Wednesday, 11 April 2012

Thayer's Gull in close-ups that illustrate the finer details

It has been stated many times before, but I’ll do it again. When evaluating jizz one should always remember that single situation photos will not always do a bird justice. It is always best to make a judgement based on multiple photos capturing different posture/behaviour/situations if at all possible.

Several have stated that head profile in the Danish gull is very herring gull-like and head size is relatively large. Even though this is certainly not uncommon in male Thayer’s Gull it has provoked doubt and fuelled hybrid speculations among birders who live in hybrid hotspots such as the US West Coast where hybrids plumage-wise almost make a complete match with the wintering Thayer’s and where people are left with size, proportions and jizz to make a safe ID.

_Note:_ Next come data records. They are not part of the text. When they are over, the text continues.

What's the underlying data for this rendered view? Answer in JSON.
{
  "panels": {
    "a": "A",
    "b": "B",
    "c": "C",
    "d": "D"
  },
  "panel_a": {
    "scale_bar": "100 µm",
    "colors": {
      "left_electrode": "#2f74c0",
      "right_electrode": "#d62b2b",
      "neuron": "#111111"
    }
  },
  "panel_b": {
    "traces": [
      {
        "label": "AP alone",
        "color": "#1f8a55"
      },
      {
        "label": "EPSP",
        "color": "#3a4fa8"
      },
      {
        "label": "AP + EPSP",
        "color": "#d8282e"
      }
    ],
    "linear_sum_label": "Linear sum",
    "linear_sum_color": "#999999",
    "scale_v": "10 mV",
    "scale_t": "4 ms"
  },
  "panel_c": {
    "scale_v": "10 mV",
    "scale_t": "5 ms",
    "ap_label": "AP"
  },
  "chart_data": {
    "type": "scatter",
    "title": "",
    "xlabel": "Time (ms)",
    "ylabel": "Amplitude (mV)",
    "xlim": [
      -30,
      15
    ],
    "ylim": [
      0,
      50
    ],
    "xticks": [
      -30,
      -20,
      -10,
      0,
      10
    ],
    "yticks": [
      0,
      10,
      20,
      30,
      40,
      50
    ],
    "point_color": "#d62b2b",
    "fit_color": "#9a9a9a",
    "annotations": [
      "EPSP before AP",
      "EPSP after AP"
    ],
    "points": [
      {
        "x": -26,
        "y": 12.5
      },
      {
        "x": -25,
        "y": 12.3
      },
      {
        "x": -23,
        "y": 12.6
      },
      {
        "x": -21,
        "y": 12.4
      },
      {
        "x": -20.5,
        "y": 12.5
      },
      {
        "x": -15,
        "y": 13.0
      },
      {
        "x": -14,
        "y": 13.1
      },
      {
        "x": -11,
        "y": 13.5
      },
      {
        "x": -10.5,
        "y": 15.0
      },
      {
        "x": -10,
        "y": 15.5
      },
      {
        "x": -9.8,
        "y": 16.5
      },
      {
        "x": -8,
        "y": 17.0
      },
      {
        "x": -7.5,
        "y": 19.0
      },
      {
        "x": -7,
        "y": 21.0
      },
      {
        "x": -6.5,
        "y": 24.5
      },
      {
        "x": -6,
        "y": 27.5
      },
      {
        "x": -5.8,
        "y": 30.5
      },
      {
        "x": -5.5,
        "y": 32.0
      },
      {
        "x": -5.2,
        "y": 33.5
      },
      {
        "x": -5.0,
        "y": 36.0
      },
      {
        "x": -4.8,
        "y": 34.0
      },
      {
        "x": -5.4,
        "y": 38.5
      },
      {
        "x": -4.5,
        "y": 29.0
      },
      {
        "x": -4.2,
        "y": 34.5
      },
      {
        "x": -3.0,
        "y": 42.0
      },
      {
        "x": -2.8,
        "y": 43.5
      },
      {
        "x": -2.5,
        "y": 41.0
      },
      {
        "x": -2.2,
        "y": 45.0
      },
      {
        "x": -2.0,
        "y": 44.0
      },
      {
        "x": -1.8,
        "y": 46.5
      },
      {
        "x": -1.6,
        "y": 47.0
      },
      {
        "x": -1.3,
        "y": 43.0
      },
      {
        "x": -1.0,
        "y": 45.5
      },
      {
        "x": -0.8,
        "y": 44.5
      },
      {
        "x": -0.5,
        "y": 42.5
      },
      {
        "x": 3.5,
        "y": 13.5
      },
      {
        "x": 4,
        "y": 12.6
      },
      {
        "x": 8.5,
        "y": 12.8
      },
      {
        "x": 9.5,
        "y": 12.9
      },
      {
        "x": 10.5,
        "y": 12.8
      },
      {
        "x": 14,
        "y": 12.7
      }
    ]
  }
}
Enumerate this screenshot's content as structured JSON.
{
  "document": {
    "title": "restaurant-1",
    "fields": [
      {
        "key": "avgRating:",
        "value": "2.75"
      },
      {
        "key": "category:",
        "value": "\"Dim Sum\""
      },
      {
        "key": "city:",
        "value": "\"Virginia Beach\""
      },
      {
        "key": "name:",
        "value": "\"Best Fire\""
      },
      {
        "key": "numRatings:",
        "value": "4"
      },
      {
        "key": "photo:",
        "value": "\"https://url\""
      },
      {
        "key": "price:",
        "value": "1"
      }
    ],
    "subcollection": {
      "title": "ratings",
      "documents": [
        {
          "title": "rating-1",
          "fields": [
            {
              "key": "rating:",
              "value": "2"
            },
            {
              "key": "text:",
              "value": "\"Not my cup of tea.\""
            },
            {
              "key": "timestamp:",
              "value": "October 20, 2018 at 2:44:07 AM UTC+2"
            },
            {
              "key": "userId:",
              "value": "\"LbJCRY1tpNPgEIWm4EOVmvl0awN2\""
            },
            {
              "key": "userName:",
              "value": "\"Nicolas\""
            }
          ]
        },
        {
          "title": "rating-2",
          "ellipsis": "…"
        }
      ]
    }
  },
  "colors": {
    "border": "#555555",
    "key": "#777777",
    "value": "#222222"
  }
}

I have trouble understanding that even though so many experienced gull watchers have joined this discussion the main argue against the Danish gull being a Thayer’s is size and proportions of especially head and bill. I expect we all have experience with gulls changing appearance in relation to behaviour and posture.

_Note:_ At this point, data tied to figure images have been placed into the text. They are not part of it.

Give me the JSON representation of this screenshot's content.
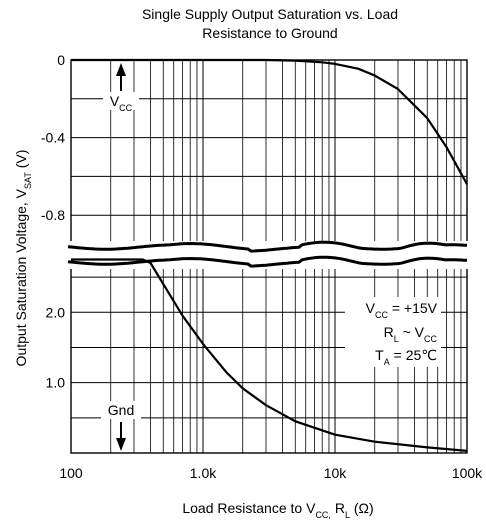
{
  "chart_data": {
    "type": "line",
    "title_lines": [
      "Single Supply Output Saturation vs. Load",
      "Resistance to Ground"
    ],
    "xlabel": {
      "text": "Load Resistance to V",
      "sub1": "CC,",
      "mid": " R",
      "sub2": "L",
      "tail": " (Ω)"
    },
    "ylabel": {
      "text": "Output Saturation Voltage, V",
      "sub": "SAT",
      "tail": " (V)"
    },
    "x_scale": "log",
    "xlim": [
      100,
      100000
    ],
    "x_ticks": [
      {
        "value": 100,
        "label": "100"
      },
      {
        "value": 1000,
        "label": "1.0k"
      },
      {
        "value": 10000,
        "label": "10k"
      },
      {
        "value": 100000,
        "label": "100k"
      }
    ],
    "upper_panel": {
      "reference": "V_CC",
      "ylim": [
        -1.0,
        0
      ],
      "y_ticks": [
        {
          "value": 0,
          "label": "0"
        },
        {
          "value": -0.4,
          "label": "-0.4"
        },
        {
          "value": -0.8,
          "label": "-0.8"
        }
      ],
      "series": [
        {
          "x": [
            100,
            1000,
            3000,
            5000,
            8000,
            10000,
            15000,
            20000,
            30000,
            50000,
            70000,
            100000
          ],
          "y": [
            0,
            0,
            0,
            -0.003,
            -0.012,
            -0.02,
            -0.045,
            -0.08,
            -0.15,
            -0.3,
            -0.45,
            -0.64
          ]
        }
      ]
    },
    "lower_panel": {
      "reference": "Gnd",
      "ylim": [
        0,
        2.8
      ],
      "y_ticks": [
        {
          "value": 2.0,
          "label": "2.0"
        },
        {
          "value": 1.0,
          "label": "1.0"
        }
      ],
      "series": [
        {
          "x": [
            100,
            250,
            350,
            400,
            500,
            700,
            1000,
            1500,
            2000,
            3000,
            5000,
            10000,
            20000,
            50000,
            100000
          ],
          "y": [
            2.75,
            2.75,
            2.75,
            2.7,
            2.4,
            1.95,
            1.55,
            1.15,
            0.92,
            0.68,
            0.45,
            0.26,
            0.16,
            0.08,
            0.03
          ]
        }
      ]
    },
    "annotations": {
      "vcc_label": "V",
      "vcc_sub": "CC",
      "gnd_label": "Gnd",
      "conditions": [
        {
          "main": "V",
          "sub": "CC",
          "tail": " = +15V"
        },
        {
          "main": "R",
          "sub": "L",
          "tail": " ~ V",
          "sub2": "CC"
        },
        {
          "main": "T",
          "sub": "A",
          "tail": " = 25℃"
        }
      ]
    }
  }
}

For comparison I have posted two photos of an Iceland Gull feeding in the same place in the container just few minutes before. It was normal round headed when walking in safe distance; however, when it joined the feeding frenzy is suddenly transformed into a large-headed bird with flat forehead. It was striking how the appearance and jizz changed, especially the impression that the head suddenly appeared much larger relative to the body when the bird feed.

I’m not stating the Danish gull transformed into a small petit female, but the relative large headed appearance certainly changed. When watching the gull on the roof I actually had to view my camera display for finer details to make sure it was the same gull. I acknowledge that proportions and size strongly indicates that it is a male, but I believe that the scary appearance is also caused by an artefact created by posture and behaviour and possibly also the telephoto effect induced by my Canon 500 mm lens.

I might be wrong, and then please refresh my memory, but in my humble opinion there are no plumage characters which actually directly speak against Thayer’s. All plumage characters that people have found not supportive of Thayer’s have been matched in other Thayer's Gulls with safe ID.

People have e.g. argued that the outer tail feathers and the details in the venetian blind in the primaries is not pro Thayer’s. Therefore I have also collected wing and tail shot. I don’t see any difference in these characters compared with several examples of Thayer’s photographed away from the hybrid hotspots.

I completely acknowledge that people living in a hybrid hotspot use a very restricted view on what a true Thayer’s look like and due to scary hybrids feel that they are mostly left with size, proportions and jizz to make a safe ID. However, 'the swarm of hybrids on the American west coast is mostly a local problem, not a worldwide one' as stated by Peter Adriaens.